8 March, 2017An IndustriALL Global Union project in ten countries in Sub-Saharan Africa has increased women’s participation in trade unions and created gender policies in unions at the national level, often for the first time.
IndustriALL’s union building programme in Botswana, Burkina Faso, Cameroon, DRC, Ghana, Ivory Coast, Tanzania, Togo, Uganda, and Zimbabwe is aimed at developing democratic and transparent trade unions and organizing new members. The project, which was funded by trade union solidarity organizations, Union to Union and FNV Mondiaal, promotes greater participation by women in decision-making and leadership positions.
Women made up an average of 38 per cent of all union building activities, which is above the 25 per cent target that had been set for the region.
In 2016, the Zimbabwe Chemical & Plastics Workers Union and the Nation Union of Clothing Industry (Zimbabwe), amended their constitutions to include women structures, and appointed women to their national executive committees for the first time.

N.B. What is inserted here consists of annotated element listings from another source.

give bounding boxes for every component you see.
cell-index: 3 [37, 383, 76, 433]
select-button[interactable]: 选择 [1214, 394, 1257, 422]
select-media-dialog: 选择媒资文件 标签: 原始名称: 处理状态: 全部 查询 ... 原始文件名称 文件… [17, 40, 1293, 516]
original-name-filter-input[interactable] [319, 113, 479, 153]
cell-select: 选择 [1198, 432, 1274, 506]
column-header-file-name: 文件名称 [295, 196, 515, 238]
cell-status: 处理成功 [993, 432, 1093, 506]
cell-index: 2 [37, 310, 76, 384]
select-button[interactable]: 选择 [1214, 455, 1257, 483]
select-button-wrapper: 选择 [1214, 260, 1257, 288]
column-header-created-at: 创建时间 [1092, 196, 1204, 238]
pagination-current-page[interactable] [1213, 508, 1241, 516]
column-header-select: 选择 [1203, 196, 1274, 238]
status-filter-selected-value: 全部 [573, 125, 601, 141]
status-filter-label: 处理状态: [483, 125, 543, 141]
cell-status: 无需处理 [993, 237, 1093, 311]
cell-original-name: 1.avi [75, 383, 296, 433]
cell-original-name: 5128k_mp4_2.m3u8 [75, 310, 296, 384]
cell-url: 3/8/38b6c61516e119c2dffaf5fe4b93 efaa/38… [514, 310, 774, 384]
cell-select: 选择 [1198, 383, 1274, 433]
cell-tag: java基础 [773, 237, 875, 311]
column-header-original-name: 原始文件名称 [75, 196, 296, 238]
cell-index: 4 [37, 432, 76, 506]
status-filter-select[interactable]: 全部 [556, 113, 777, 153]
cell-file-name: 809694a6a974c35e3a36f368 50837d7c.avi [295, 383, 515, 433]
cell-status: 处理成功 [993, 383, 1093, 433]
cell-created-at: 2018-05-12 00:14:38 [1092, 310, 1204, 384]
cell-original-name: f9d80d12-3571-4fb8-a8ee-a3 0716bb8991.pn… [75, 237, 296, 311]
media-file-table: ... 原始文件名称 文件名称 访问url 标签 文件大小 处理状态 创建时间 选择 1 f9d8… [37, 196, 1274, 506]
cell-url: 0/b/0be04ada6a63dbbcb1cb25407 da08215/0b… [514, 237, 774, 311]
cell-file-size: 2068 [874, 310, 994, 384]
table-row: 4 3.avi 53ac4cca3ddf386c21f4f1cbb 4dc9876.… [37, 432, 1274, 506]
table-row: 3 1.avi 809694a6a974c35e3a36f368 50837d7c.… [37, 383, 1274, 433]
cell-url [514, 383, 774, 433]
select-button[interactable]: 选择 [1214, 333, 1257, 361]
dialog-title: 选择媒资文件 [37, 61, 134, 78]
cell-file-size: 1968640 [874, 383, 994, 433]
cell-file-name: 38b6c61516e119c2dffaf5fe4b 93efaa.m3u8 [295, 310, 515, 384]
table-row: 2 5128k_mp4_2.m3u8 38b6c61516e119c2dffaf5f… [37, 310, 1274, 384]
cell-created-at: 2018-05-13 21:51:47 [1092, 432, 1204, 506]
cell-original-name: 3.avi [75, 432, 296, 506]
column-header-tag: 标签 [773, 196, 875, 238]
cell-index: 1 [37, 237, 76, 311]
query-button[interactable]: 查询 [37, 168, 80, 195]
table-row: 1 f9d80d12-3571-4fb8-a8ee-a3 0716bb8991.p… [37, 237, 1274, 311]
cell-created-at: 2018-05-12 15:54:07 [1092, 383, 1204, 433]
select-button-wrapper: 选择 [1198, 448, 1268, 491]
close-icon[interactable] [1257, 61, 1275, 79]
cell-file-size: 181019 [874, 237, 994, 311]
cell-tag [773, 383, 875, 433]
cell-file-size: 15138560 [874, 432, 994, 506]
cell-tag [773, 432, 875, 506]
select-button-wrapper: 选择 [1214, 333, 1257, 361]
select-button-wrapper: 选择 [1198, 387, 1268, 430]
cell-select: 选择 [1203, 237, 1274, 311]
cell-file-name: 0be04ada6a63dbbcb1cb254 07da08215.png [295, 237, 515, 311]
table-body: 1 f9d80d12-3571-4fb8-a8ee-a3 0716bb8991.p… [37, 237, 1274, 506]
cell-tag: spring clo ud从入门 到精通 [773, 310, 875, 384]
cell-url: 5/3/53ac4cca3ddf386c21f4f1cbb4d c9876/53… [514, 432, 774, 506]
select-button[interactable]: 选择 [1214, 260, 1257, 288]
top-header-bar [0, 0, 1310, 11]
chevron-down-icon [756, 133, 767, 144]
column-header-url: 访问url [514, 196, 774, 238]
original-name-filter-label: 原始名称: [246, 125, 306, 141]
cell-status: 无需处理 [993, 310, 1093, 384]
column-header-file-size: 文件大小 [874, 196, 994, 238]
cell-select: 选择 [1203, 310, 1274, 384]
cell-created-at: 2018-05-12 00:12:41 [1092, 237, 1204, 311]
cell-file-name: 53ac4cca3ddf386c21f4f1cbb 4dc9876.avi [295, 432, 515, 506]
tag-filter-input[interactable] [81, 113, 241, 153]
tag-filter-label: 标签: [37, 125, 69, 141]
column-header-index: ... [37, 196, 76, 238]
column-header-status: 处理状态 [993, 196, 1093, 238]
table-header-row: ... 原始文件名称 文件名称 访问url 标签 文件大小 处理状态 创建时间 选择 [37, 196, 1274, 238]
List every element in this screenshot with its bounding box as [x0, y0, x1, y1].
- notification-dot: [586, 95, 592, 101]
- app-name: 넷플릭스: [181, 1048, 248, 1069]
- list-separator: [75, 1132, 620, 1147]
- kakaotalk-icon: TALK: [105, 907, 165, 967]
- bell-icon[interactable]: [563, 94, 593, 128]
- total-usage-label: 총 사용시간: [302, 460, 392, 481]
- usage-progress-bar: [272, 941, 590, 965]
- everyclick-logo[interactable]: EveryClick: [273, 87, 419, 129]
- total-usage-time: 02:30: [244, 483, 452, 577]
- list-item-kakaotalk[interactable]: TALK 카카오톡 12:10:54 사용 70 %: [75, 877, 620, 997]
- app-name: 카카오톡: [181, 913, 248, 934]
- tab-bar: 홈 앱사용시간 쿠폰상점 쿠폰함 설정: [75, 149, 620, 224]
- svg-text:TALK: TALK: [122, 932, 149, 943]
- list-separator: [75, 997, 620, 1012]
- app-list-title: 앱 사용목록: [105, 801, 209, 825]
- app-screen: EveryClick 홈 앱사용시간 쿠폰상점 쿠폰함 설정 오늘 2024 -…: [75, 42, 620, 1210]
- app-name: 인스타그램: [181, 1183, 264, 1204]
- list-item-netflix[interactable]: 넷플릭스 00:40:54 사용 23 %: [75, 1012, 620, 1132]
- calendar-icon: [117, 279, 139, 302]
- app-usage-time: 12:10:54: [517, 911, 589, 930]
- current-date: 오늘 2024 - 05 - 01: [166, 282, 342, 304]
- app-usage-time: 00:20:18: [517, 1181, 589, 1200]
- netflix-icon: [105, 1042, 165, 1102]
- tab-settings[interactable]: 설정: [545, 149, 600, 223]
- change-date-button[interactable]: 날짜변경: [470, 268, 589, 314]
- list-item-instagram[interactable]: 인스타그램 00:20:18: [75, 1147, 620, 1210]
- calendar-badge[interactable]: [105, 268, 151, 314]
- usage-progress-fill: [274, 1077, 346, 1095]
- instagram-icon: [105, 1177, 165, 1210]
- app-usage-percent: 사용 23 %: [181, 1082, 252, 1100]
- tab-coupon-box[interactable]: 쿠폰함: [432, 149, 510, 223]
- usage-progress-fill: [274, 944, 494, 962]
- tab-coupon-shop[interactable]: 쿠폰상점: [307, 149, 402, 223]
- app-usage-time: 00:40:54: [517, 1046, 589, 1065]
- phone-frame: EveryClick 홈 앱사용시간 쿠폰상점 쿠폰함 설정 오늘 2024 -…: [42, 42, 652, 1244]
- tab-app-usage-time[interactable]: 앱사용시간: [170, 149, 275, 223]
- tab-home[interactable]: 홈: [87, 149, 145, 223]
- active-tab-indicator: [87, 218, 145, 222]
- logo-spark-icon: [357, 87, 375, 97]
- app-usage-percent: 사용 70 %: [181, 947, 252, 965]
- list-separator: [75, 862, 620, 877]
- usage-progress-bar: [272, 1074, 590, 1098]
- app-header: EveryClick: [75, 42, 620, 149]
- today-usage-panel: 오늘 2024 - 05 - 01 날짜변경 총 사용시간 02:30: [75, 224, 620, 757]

In addition, the Zimbabwe Energy Workers Union appointed a female president and increased women on its national executive committee by 8 per cent. It also achieved 30 per cent women’s representation target in recruitment, 50 per cent women in the collective bargaining team, 67 per cent on the finance committee and 50 per cent women on the union’s steering committee.
In Uganda, the Chemicals Petroleum and Allied Workers Union established national women’s structures, while the Textile Garments Leather and Allied Workers Union increased women negotiators from three to six.
Elsewhere, IndustriALL Women's Committees were formed in Ghana and Cameroon in 2016, and IndustriALL affiliates developed organizing drives for increasing women members in Cameroon and Burkina Faso.
“The challenges for trade unions in Africa are significant but greater participation by women, particularly in leadership positions, will strengthen unions and lead to a better future for men and women,” said Tendai Makanza, Project Coordinator, IndustriALL Sub-Saharan Africa.